Another possible explanation to the sharp dip in reported vulnerabilities from 2017 onwards has to do with OpenSSL’s adoption of a proper security policy as part of its 2014 growth and with the influx of funds it received. With more developers reviewing the code as it is being produced and security minded audits incorporated into the development stage, fewer bugs remained unnoticed at release time. Perhaps without intending to, OpenSSL effectively became part of the Shift Left movement.
Rich Salz and Tim Hudson started their LinuxCon Europe 2016 keynote speech by stating that April 3, 2014 will forever be known as the “re-key Internet date”. What they were referring to was an industry wide shift in mindset about how open source communities operated and how projects were run.
In its pre-Heartbleed days, OpenSSL had put almost no time into building its community. Its members had never met face to face, communicating solely via mailing lists based on an old Majordomo server. New contributors were scarce due to underfunding. The project had no ability to make, much less adhere to, plans.
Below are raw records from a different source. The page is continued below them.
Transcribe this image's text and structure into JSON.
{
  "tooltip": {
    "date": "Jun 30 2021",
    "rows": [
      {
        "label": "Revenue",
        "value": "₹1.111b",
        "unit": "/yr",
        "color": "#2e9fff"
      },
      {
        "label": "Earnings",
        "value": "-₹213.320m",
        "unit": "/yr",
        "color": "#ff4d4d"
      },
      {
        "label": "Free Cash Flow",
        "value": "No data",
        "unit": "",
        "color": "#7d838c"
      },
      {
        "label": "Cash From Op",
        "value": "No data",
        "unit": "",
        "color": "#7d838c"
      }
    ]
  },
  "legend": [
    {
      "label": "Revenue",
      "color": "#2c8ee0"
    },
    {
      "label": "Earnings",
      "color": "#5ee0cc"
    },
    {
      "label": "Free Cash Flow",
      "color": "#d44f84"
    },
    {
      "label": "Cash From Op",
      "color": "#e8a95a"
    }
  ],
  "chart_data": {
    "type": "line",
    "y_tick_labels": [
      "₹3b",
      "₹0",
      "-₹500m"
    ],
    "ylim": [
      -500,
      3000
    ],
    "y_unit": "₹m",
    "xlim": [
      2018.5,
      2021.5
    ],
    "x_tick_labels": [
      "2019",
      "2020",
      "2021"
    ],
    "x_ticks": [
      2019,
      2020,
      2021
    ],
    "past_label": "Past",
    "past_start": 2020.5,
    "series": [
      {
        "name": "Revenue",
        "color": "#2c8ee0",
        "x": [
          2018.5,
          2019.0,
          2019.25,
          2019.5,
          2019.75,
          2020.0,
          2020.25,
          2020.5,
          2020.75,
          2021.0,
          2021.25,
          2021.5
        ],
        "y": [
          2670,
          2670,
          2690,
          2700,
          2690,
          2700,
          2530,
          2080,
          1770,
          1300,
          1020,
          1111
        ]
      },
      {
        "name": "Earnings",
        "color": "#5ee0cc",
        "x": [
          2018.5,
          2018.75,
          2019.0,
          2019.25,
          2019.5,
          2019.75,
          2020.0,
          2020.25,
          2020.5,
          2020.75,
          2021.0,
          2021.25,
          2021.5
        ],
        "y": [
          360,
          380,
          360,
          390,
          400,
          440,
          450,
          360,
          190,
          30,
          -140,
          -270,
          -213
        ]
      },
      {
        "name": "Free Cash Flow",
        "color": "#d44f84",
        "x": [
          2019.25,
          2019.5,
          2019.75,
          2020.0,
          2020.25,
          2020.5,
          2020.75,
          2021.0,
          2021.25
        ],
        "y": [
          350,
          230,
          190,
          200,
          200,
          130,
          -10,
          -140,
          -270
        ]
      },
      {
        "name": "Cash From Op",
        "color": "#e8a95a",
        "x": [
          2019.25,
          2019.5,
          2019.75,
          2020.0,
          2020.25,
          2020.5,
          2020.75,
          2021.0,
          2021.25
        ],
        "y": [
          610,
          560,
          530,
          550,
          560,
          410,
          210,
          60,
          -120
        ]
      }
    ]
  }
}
In the wake of Heartbleed, OpenSSL’s small developer community met in person for the first time in Germany. According to Salz, that was the first step in creating a real community and a major stepping stone in the collaborative effort needed to both effectively produce new code and find-and-fix existing issues. The project moved the majority of its operation to GitHub and expanded its contributor community by hundreds of percents
OpenSSL set in place long-running support policies for its new projects backed and sponsored by companies like Google and Microsoft, and let its users know that legacy versions will not be supported leaving developers to use them at their own peril. The project’s 1.1.0 release had received support through the end of September 2018. Its successor, OpenSSL 1.1.1 was released in early September 2018 with a commitment to support it for the next five years. This new version is the labor of nearly 5,000 commits made by over 200 individual contributors. 1.0.2, the project’s first long-term supported release, will be maintained through the end of 2019.
The greater lessons to open source projects were manyfold. Amongst them was the understanding that a vibrant community needs a large, expanding and active contributor base. The latter is a necessity not only to avoid development stagnation but also to search for vulnerabilities and provide timely fixes. It was made clear that the value and reliability of projects were directly linked to the level of activity they displayed; the number of contributors and commits it received.
Heartbleed gave open source developers a lesson in discovering issues early on. It became an industry-wide goal to identify security vulnerabilities promptly and publicize their fix days later. Though actual response time is till not were it needs to be, it is progressively shortening and the message is clear: once a vulnerability has been found it must be made public as quickly as possible and a fix for it should soon follow. Not doing so takes away users’ ability to safeguard their code, opening them up to hacking exploits.